Kamil opowiada, że wcześniej był informatykiem, ale od zawsze marzył o tym, by wstąpić do armii. Nie interesują go Narodowe Siły Rezerwowe, chce „prawdziwego wojska” i od razu po odbyciu służby przygotowawczej ma zamiar ubiegać się o przydział do specjalistycznej jednostki. Z dumą podkreśla, że przed trzydziestką wreszcie zdobył się na to, by zmienić swoją ścieżkę rozwoju.
Nagle tracę ochotę, by mówić o sobie coś więcej. Wspominam tylko, że jestem z Warszawy i również chcę pomyślnie odbyć służbę.
Dzięki Kamilowi pozostała część drogi mija szybko. Po jedenastej docieramy do Gdańska. Zahaczamy jeszcze o sklep spożywczy, bo nieco zgłodnieliśmy, a ja nawet nie pomyślałam, by przygotować sobie kanapki na drogę. Nie robiłam ich, odkąd skończyłam liceum. To dość prehistoryczny zwyczaj, ale teraz wcale nie wydaje się głupi.
***
Gdyby nie Kamil, prędko nie dotarłabym do placówki. Okazuje się, że centrum szkolenia, do którego trafiamy, funkcjonuje tu dopiero od kilku lat. Jednak, mimo że jest to jedno z najnowszych centrów, to jest tak wielkie, że aż trudno się zorientować, gdzie znajduje się wejście. Kamil informuje mnie, że placówka ta specjalizuje się w przygotowywaniu żołnierzy do misji zagranicznych, ale nas to nie dotyczy. Wszystko dlatego, że służba przygotowawcza jest znacznie bardziej, jak to ujmuje, nudna.

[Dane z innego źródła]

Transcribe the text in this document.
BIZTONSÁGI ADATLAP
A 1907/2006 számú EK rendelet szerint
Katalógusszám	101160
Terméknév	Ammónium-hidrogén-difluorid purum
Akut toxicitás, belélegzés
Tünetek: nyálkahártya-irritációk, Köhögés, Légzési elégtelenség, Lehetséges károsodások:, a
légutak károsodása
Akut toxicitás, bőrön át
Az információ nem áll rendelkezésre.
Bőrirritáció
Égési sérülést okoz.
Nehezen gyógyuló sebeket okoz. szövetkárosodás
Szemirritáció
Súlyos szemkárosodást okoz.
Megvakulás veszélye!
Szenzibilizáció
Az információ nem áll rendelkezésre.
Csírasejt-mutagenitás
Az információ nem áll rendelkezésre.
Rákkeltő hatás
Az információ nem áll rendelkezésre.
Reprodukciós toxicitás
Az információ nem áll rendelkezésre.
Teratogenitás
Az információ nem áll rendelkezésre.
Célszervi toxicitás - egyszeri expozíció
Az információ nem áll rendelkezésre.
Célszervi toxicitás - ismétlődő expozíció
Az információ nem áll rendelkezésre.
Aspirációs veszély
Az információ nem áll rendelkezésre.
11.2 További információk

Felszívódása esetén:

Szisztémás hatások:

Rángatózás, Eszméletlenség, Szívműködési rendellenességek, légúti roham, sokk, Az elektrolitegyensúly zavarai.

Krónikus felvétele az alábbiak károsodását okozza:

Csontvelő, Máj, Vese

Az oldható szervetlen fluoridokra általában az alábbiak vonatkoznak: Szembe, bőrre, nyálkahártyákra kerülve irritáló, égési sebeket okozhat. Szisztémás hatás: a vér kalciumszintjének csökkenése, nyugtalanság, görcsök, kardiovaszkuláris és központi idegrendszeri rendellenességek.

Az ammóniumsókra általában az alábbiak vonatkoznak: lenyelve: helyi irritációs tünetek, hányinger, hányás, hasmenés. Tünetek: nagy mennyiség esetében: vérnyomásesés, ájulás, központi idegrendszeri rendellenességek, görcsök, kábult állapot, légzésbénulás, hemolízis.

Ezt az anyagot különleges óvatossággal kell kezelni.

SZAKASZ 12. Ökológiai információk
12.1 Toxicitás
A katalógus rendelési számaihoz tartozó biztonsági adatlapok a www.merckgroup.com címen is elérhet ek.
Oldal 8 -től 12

– Co tak późno? – Przy bramie wita nas umundurowany mężczyzna. Zerkam na zegarek. Dwie po dwunastej, czyli jesteśmy niemal idealnie na czas. Już chcę mu to powiedzieć, ale Zuza ściska mnie za rękę, posyłając znaczące spojrzenie. Uciszam się i idę w kierunku, w którym prowadzi nas mundurowy.
– Co się teraz dzieje? – pytam, nachylając się w stronę dziewczyny.
– Przeistoczysz się w elewa.
– W co? – Unoszę brwi.
– Tak nazywają szeregowych w pierwszych tygodniach służby – odpowiada cicho. Budynek przypomina wielką szkołę. Jest schludny, prosty i nieco… szpitalny. Mężczyzna wraz z nami wchodzi do przestronnej sali, gdzie ponownie składam dokumenty. Jest tu mnóstwo młodych ludzi, mężczyzn i kobiet, a wszystko dzieje się zbyt szybko oraz zbyt chaotycznie, bym mogła przeanalizować całą sytuację.
– Wykształcenie… czy była pani karana… stan cywilny…
Zanim daję radę odpowiedzieć na jedno pytanie, już zadają mi kolejne. Ktoś karze mi iść do następnej kolejki.
– Waga, wzrost?
Kto pyta kobietę o takie rzeczy?!
– Muszę odpowiadać? – rzucam cicho.
Mężczyzna po przeciwnej stronie stolika mierzy mnie takim spojrzeniem, że bez wahania rzucam mu liczby.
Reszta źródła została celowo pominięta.